In Rwanda, half a continent away from Aminata Sonko, Abubakar Ishimwe operates a modest carpentry workshop in Kigali on the same street he lived on for eight years as a child. Like many street children, Ishimwe dropped out of school at 16 years old and never pursued any formal training. But in 2017, while still living on the streets, he heard about the USAID-funded Huguka Dukore Akazi Kanoze project, which provides practical work readiness skills and entrepreneurship training for youth. He asked if he could participate.

“As I went through the training program, though, and had the opportunity and space to practice, I became more and more confident that I would be able to find a new and better life,” says Ishimwe. “The skills and mentorship I received encouraged me to start my own proper carpentry business. My work enables me to pay my rent, cover all of my living expenses, and save for the future.”

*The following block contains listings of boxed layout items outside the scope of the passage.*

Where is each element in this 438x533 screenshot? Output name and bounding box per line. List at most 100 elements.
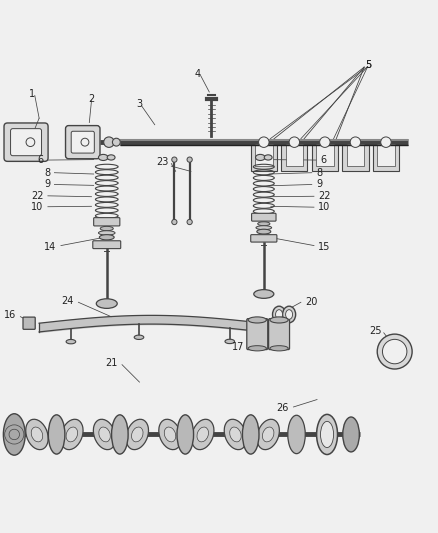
Ellipse shape bbox=[66, 427, 78, 442]
Ellipse shape bbox=[99, 427, 110, 442]
Circle shape bbox=[258, 137, 268, 148]
Ellipse shape bbox=[256, 419, 279, 450]
Ellipse shape bbox=[107, 155, 115, 160]
FancyBboxPatch shape bbox=[93, 217, 120, 226]
FancyBboxPatch shape bbox=[11, 128, 42, 156]
Text: 17: 17 bbox=[231, 342, 244, 352]
Ellipse shape bbox=[26, 419, 48, 450]
Text: 14: 14 bbox=[44, 243, 57, 252]
Ellipse shape bbox=[262, 427, 273, 442]
Ellipse shape bbox=[287, 415, 304, 454]
Text: 22: 22 bbox=[318, 191, 330, 201]
Ellipse shape bbox=[4, 414, 25, 455]
Ellipse shape bbox=[255, 155, 265, 160]
Ellipse shape bbox=[93, 419, 116, 450]
Circle shape bbox=[319, 137, 329, 148]
Text: 23: 23 bbox=[156, 157, 168, 167]
Ellipse shape bbox=[96, 299, 117, 309]
Ellipse shape bbox=[224, 419, 246, 450]
Ellipse shape bbox=[66, 340, 75, 344]
Polygon shape bbox=[372, 140, 398, 171]
Ellipse shape bbox=[255, 225, 271, 230]
FancyBboxPatch shape bbox=[23, 317, 35, 329]
Ellipse shape bbox=[342, 417, 359, 452]
Ellipse shape bbox=[247, 346, 266, 351]
FancyBboxPatch shape bbox=[92, 241, 120, 248]
Text: 25: 25 bbox=[368, 326, 381, 336]
Polygon shape bbox=[250, 140, 276, 171]
Text: 6: 6 bbox=[37, 155, 43, 165]
Ellipse shape bbox=[31, 427, 42, 442]
Ellipse shape bbox=[98, 155, 108, 160]
Ellipse shape bbox=[111, 415, 128, 454]
FancyBboxPatch shape bbox=[246, 319, 267, 350]
Ellipse shape bbox=[320, 422, 333, 448]
Ellipse shape bbox=[229, 427, 240, 442]
Text: 15: 15 bbox=[318, 243, 330, 252]
FancyBboxPatch shape bbox=[268, 319, 289, 350]
Ellipse shape bbox=[48, 415, 65, 454]
Text: 9: 9 bbox=[44, 180, 50, 190]
Text: 6: 6 bbox=[320, 155, 326, 165]
Circle shape bbox=[171, 220, 177, 224]
Ellipse shape bbox=[134, 335, 144, 340]
Ellipse shape bbox=[272, 306, 285, 323]
Ellipse shape bbox=[256, 229, 270, 234]
Ellipse shape bbox=[126, 419, 148, 450]
Text: 8: 8 bbox=[44, 168, 50, 177]
Ellipse shape bbox=[253, 289, 273, 298]
Polygon shape bbox=[342, 140, 367, 171]
Text: 3: 3 bbox=[136, 99, 142, 109]
Text: 20: 20 bbox=[304, 297, 317, 307]
FancyBboxPatch shape bbox=[65, 126, 100, 159]
Text: 16: 16 bbox=[4, 310, 16, 320]
Text: 5: 5 bbox=[364, 60, 371, 70]
Ellipse shape bbox=[285, 310, 292, 319]
Circle shape bbox=[171, 157, 177, 162]
Ellipse shape bbox=[257, 222, 269, 225]
Polygon shape bbox=[281, 140, 307, 171]
Ellipse shape bbox=[316, 414, 337, 455]
Text: 4: 4 bbox=[194, 69, 200, 79]
Ellipse shape bbox=[98, 231, 115, 235]
FancyBboxPatch shape bbox=[250, 235, 276, 242]
Polygon shape bbox=[315, 144, 333, 166]
FancyBboxPatch shape bbox=[251, 213, 276, 221]
Text: 5: 5 bbox=[364, 60, 371, 69]
Text: 1: 1 bbox=[28, 89, 35, 99]
Ellipse shape bbox=[269, 317, 288, 323]
Circle shape bbox=[376, 334, 411, 369]
Ellipse shape bbox=[177, 415, 193, 454]
Ellipse shape bbox=[242, 415, 258, 454]
Circle shape bbox=[112, 138, 120, 146]
Ellipse shape bbox=[100, 227, 113, 231]
Polygon shape bbox=[311, 140, 337, 171]
FancyBboxPatch shape bbox=[4, 123, 48, 161]
Polygon shape bbox=[285, 144, 302, 166]
Circle shape bbox=[289, 137, 299, 148]
Text: 26: 26 bbox=[276, 403, 289, 413]
Ellipse shape bbox=[264, 155, 272, 160]
Text: 10: 10 bbox=[318, 202, 330, 212]
Ellipse shape bbox=[164, 427, 175, 442]
Ellipse shape bbox=[269, 346, 288, 351]
Circle shape bbox=[81, 138, 88, 146]
Text: 9: 9 bbox=[315, 180, 321, 190]
Circle shape bbox=[381, 340, 406, 364]
Ellipse shape bbox=[159, 419, 181, 450]
Circle shape bbox=[26, 138, 35, 147]
Ellipse shape bbox=[191, 419, 213, 450]
Text: 10: 10 bbox=[31, 201, 43, 212]
Ellipse shape bbox=[99, 235, 114, 240]
Circle shape bbox=[103, 137, 114, 148]
FancyBboxPatch shape bbox=[71, 131, 94, 153]
Text: 24: 24 bbox=[61, 295, 74, 305]
Polygon shape bbox=[254, 144, 272, 166]
Ellipse shape bbox=[282, 306, 295, 323]
Circle shape bbox=[187, 220, 192, 224]
Text: 22: 22 bbox=[31, 191, 43, 201]
Ellipse shape bbox=[60, 419, 83, 450]
Ellipse shape bbox=[275, 310, 282, 319]
Polygon shape bbox=[346, 144, 363, 166]
Ellipse shape bbox=[318, 415, 335, 454]
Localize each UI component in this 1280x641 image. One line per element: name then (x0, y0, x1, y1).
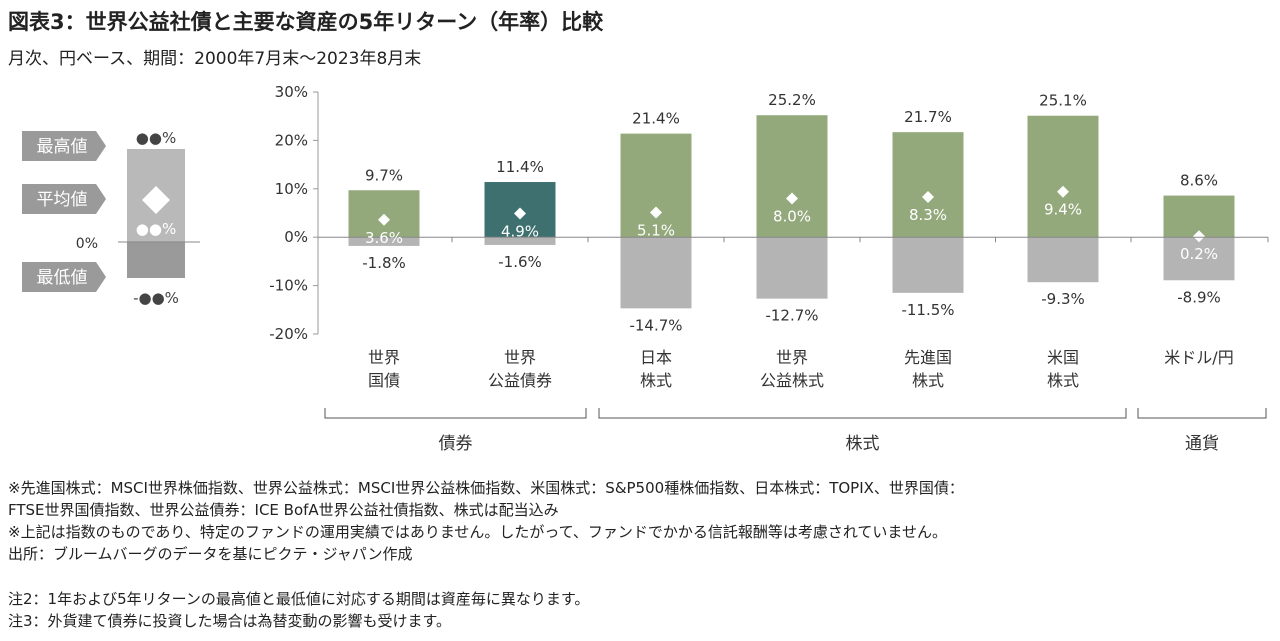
legend-avg-arrow (22, 184, 106, 214)
category-label: 米国 (1047, 348, 1079, 367)
category-label: 米ドル/円 (1164, 348, 1233, 367)
avg-marker (650, 206, 662, 219)
avg-marker (378, 213, 390, 226)
y-tick-label: 10% (275, 180, 308, 198)
legend-min-arrow (22, 262, 106, 292)
max-value-label: 11.4% (496, 158, 544, 176)
y-tick-label: 20% (275, 131, 308, 149)
avg-value-label: 8.0% (773, 207, 811, 225)
avg-marker (514, 207, 526, 220)
y-axis: 30% 20% 10% 0% -10% -20% (269, 83, 319, 343)
category-label: 国債 (368, 371, 400, 390)
chart-title: 図表3：世界公益社債と主要な資産の5年リターン（年率）比較 (8, 10, 604, 34)
avg-value-label: 8.3% (909, 206, 947, 224)
bar-min (756, 237, 828, 299)
y-tick-label: 30% (275, 83, 308, 101)
note-line: ※先進国株式：MSCI世界株価指数、世界公益株式：MSCI世界公益株価指数、米国… (8, 479, 964, 497)
footnote-line: 注2：1年および5年リターンの最高値と最低値に対応する期間は資産毎に異なります。 (8, 590, 590, 608)
data-labels: 9.7% 3.6% -1.8% 11.4% 4.9% -1.6% 21.4% 5.1% -14.… (362, 91, 1221, 334)
avg-value-label: 3.6% (365, 229, 403, 247)
min-value-label: -1.6% (498, 253, 542, 271)
min-value-label: -11.5% (901, 301, 954, 319)
max-value-label: 9.7% (365, 166, 403, 184)
y-tick-label: -20% (269, 325, 308, 343)
group-label: 通貨 (1185, 434, 1219, 454)
bar-max (1027, 115, 1099, 238)
category-label: 株式 (1047, 371, 1079, 390)
legend-bar-negative (127, 242, 185, 278)
max-value-label: 8.6% (1180, 172, 1218, 190)
bar-max (892, 132, 964, 238)
max-value-label: 25.1% (1039, 92, 1087, 110)
max-value-label: 21.4% (632, 110, 680, 128)
avg-value-label: 9.4% (1044, 201, 1082, 219)
min-value-label: -14.7% (629, 316, 682, 334)
chart-subtitle: 月次、円ベース、期間：2000年7月末～2023年8月末 (8, 49, 422, 69)
category-label: 公益株式 (760, 371, 824, 390)
bar-min (484, 237, 556, 245)
category-label: 株式 (640, 371, 672, 390)
notes-block: ※先進国株式：MSCI世界株価指数、世界公益株式：MSCI世界公益株価指数、米国… (8, 477, 964, 565)
note-line: 出所：ブルームバーグのデータを基にピクテ・ジャパン作成 (8, 545, 413, 563)
bar-min (1027, 237, 1099, 283)
min-value-label: -12.7% (765, 307, 818, 325)
category-label: 公益債券 (488, 371, 552, 390)
category-label: 株式 (912, 371, 944, 390)
legend-max-arrow (22, 131, 106, 161)
y-tick-label: -10% (269, 277, 308, 295)
category-label: 世界 (776, 348, 808, 367)
x-axis-categories: 世界国債 世界公益債券 日本株式 世界公益株式 先進国株式 米国株式 米ドル/円 (368, 348, 1234, 390)
category-groups: 債券 株式 通貨 (324, 408, 1267, 454)
group-bracket (598, 408, 1127, 419)
bar-min (348, 237, 420, 246)
legend-max-value: ●●% (136, 129, 176, 147)
footnotes-block: 注2：1年および5年リターンの最高値と最低値に対応する期間は資産毎に異なります。… (8, 588, 589, 632)
legend-zero-label: 0% (76, 236, 98, 252)
legend-min-value: -●●% (133, 289, 179, 307)
footnote-line: 注3：外貨建て債券に投資した場合は為替変動の影響も受けます。 (8, 612, 452, 630)
bar-min (892, 237, 964, 293)
note-line: ※上記は指数のものであり、特定のファンドの運用実績ではありません。したがって、フ… (8, 523, 947, 541)
avg-marker (786, 192, 798, 205)
legend-min-label: 最低値 (37, 268, 88, 288)
min-value-label: -1.8% (362, 254, 406, 272)
bar-min (620, 237, 692, 309)
group-bracket (1137, 408, 1267, 419)
category-label: 世界 (368, 348, 400, 367)
avg-value-label: 4.9% (501, 222, 539, 240)
diamond-icon (142, 186, 170, 214)
category-label: 日本 (640, 348, 672, 367)
category-label: 先進国 (904, 348, 952, 367)
min-value-label: -8.9% (1177, 288, 1221, 306)
group-bracket (324, 408, 587, 419)
legend-max-label: 最高値 (37, 137, 88, 157)
legend-avg-label: 平均値 (37, 190, 88, 210)
group-label: 債券 (439, 434, 473, 454)
max-value-label: 21.7% (904, 108, 952, 126)
bar-min (1163, 237, 1235, 281)
chart-area: 0% ●●% ●●% -●●% 最高値 平均値 最低値 30% 20% 10% 0% -… (22, 83, 1269, 454)
legend-avg-value: ●●% (136, 220, 176, 238)
bar-max (620, 133, 692, 238)
bar-max (348, 190, 420, 238)
avg-value-label: 5.1% (637, 222, 675, 240)
min-value-label: -9.3% (1041, 290, 1085, 308)
max-value-label: 25.2% (768, 91, 816, 109)
avg-value-label: 0.2% (1180, 245, 1218, 263)
avg-marker (1193, 230, 1205, 243)
avg-marker (922, 191, 934, 204)
y-tick-label: 0% (284, 228, 308, 246)
group-label: 株式 (846, 434, 880, 454)
bar-max (756, 115, 828, 238)
avg-marker (1057, 185, 1069, 198)
category-label: 世界 (504, 348, 536, 367)
bars (318, 115, 1269, 309)
note-line: FTSE世界国債指数、世界公益債券：ICE BofA世界公益社債指数、株式は配当… (8, 501, 559, 519)
legend: 0% ●●% ●●% -●●% 最高値 平均値 最低値 (22, 129, 200, 307)
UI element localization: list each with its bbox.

But Ishimwe’s business goes beyond his own survival and successes. His workshop has become a safe space for street children from the neighborhood to be seen and heard, to be respected and to respect others, and to learn basic carpentry skills.

“I know life on the streets,” Ishimwe says. “I feel what these children are struggling with—no one to help, no options for something better.”

For youth like Sonko and Ishimwe, entrepreneurship is more than survival or a second chance. It is an open, accessible door through which they can gain relevant skills and master key competencies.

Says Ishimwe, “I was given the chance to make something positive of my life. I have the skills now to put a foundation under my feet and a roof over my head. In doing so, I must use all of that to help other youth find a better way forward, so they will engage in positive ways with the world.”